Solution: Each span in the logits vector must reference completely separate memory regions with no overlap.
// INCORRECT: Spans overlap in memory
std::vector<u_int16_t> logits_base(50258, 3);
std::span<u_int16_t> span1(logits_base.data(), 50257);
std::span<u_int16_t> span2(logits_base.data() + 1, 50257); // Overlaps with span1
Correct way to create non-overlapping spans:
// Method 1: Use a single contiguous buffer
std::vector<u_int16_t> all_logits(n_batches * vocab_size, 1);
std::vector<std::span<u_int16_t>> logits(n_batches);
for (int i = 0; i < n_batches; ++i) {
logits[i] = std::span<u_int16_t>(all_logits.data() + i * vocab_size, vocab_size);
}
// Method 2: Use separate vectors stored in a container
std::vector<std::vector<u_int16_t>> batch_logits_storage(n_batches);
std::vector<std::span<u_int16_t>> logits(n_batches);
for (int i = 0; i < n_batches; ++i) {
batch_logits_storage[i] = std::vector<u_int16_t>(vocab_size, 1);
logits[i] = std::span<u_int16_t>(batch_logits_storage[i].data(), batch_logits_storage[i].size());
}Common errors with token sets
Problem: Incorrect tokens are silently being masked, allowing invalid JSON to be generated.
Solution: This is caused by reusing an old BatchedTokenSet in the LogitsProcessor. Never reuse a token set after sampling new tokens. Always get a fresh token set from the guide using get_next_tokensets() after each sampling step. For example:
// INCORRECT: Reusing the initial token set
TokenBatchedSet token_set = guide.get_start_tokensets();
processor(logits1, token_set);
// Sample tokens and move to next generation step
std::vector<u_int32_t> tokens = sample_tokens(logits1);
// Wrong! This will mask incorrect tokens because we need a new token set
processor(logits2, token_set);
// CORRECT approach:
TokenBatchedSet token_set = guide.get_start_tokensets();
processor(logits1, token_set);
// Sample tokens
std::vector<u_int32_t> tokens = sample_tokens(logits1);
// Get a new token set based on the sampled tokens
token_set = guide.get_next_tokensets(tokens);
// Now process with the updated token set
processor(logits2, token_set);Excessive whitespace
If you set disallow_whitespace=false in the Index constructor, you may encounter excessive whitespace between keywords within the object. Excess whitespace will never be generated before or after the JSON output.
For example, the schema:
{
"type": "object",
"properties": {
"text": {
"type": "string"
}
},
"required": ["text"]
}may produce raw text output like:
{\n "text": "Hello, how are you?" \n \n\n}This behavior is expected. The model may wish to output JSON in a particular visual format that does not impact its machine-readability, as the influence of whitespace on model output quality is unknown. Allowing the model to choose the whitespace may enhance its ability to provide higher-quality answers.
Solutions
Option 1: Use disallow_whitespace
The most robust solution is to use the disallow_whitespace parameter when constructing your Index:
dotjson::Index index(schema, vocabulary, true);This will prevent the generation of extra whitespace in the output JSON. However, note that disabling whitespace may have unknown effects on model output quality in cases where whitespace is important to the model’s problem understanding.

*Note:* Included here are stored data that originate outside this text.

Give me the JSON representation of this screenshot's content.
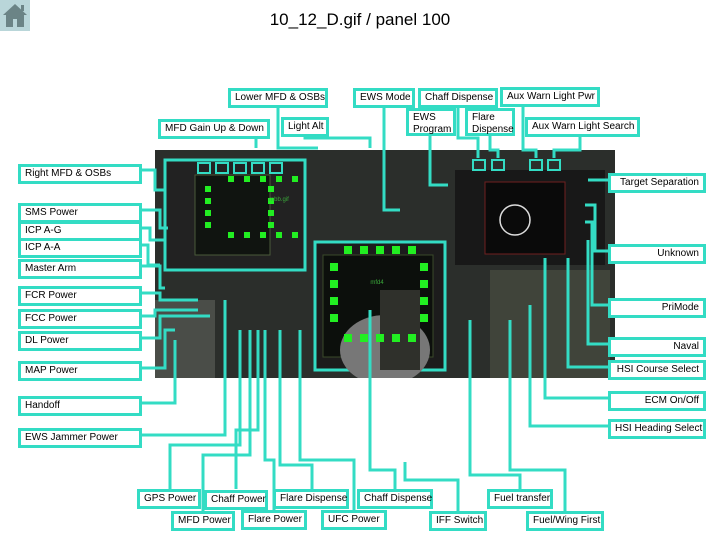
{
  "title": "10_12_D.gif / panel 100",
  "home_icon": "home-icon",
  "labels": {
    "lower_mfd_osbs": "Lower MFD & OSBs",
    "ews_mode": "EWS Mode",
    "chaff_dispense_top": "Chaff Dispense",
    "aux_warn_light_pwr": "Aux Warn Light Pwr",
    "mfd_gain": "MFD Gain Up & Down",
    "light_alt": "Light Alt",
    "ews_program": "EWS Program",
    "flare_dispense_top": "Flare Dispense",
    "aux_warn_light_search": "Aux Warn Light Search",
    "right_mfd_osbs": "Right MFD & OSBs",
    "target_separation": "Target Separation",
    "sms_power": "SMS Power",
    "icp_ag": "ICP A-G",
    "icp_aa": "ICP A-A",
    "unknown": "Unknown",
    "master_arm": "Master Arm",
    "fcr_power": "FCR Power",
    "primode": "PriMode",
    "fcc_power": "FCC Power",
    "dl_power": "DL Power",
    "naval": "Naval",
    "map_power": "MAP Power",
    "hsi_course_select": "HSI Course Select",
    "handoff": "Handoff",
    "ecm_onoff": "ECM On/Off",
    "ews_jammer_power": "EWS Jammer Power",
    "hsi_heading_select": "HSI Heading Select",
    "gps_power": "GPS Power",
    "chaff_power": "Chaff Power",
    "flare_dispense_bottom": "Flare Dispense",
    "chaff_dispense_bottom": "Chaff Dispense",
    "fuel_transfer": "Fuel transfer",
    "mfd_power": "MFD Power",
    "flare_power": "Flare Power",
    "ufc_power": "UFC Power",
    "iff_switch": "IFF Switch",
    "fuel_wing_first": "Fuel/Wing First"
  },
  "screens": {
    "left_mfd_text": "mbb.gif",
    "center_mfd_text": "mfd4"
  },
  "colors": {
    "highlight": "#33dcc4",
    "osb_green": "#22ee22"
  }
}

Output will have no whitespace before or after the JSON object, and with no whitespace between keywords:
{"text":"Hello, how are you?"}Option 2: Prompting
Provide one-shot examples in your prompt to demonstrate the expected whitespace formatting. Models tend to follow formatting patterns shown in examples.
Generate a JSON object following this example format:
{"text": "Example text"}Option 3: Model Selection
Larger models typically produce more idiomatic JSON with appropriate whitespace. Consider upgrading to a more capable model if excessive whitespace is problematic.
Version Compatibility
This documentation covers dotjson v1.0. Breaking changes will be introduced with major version increments.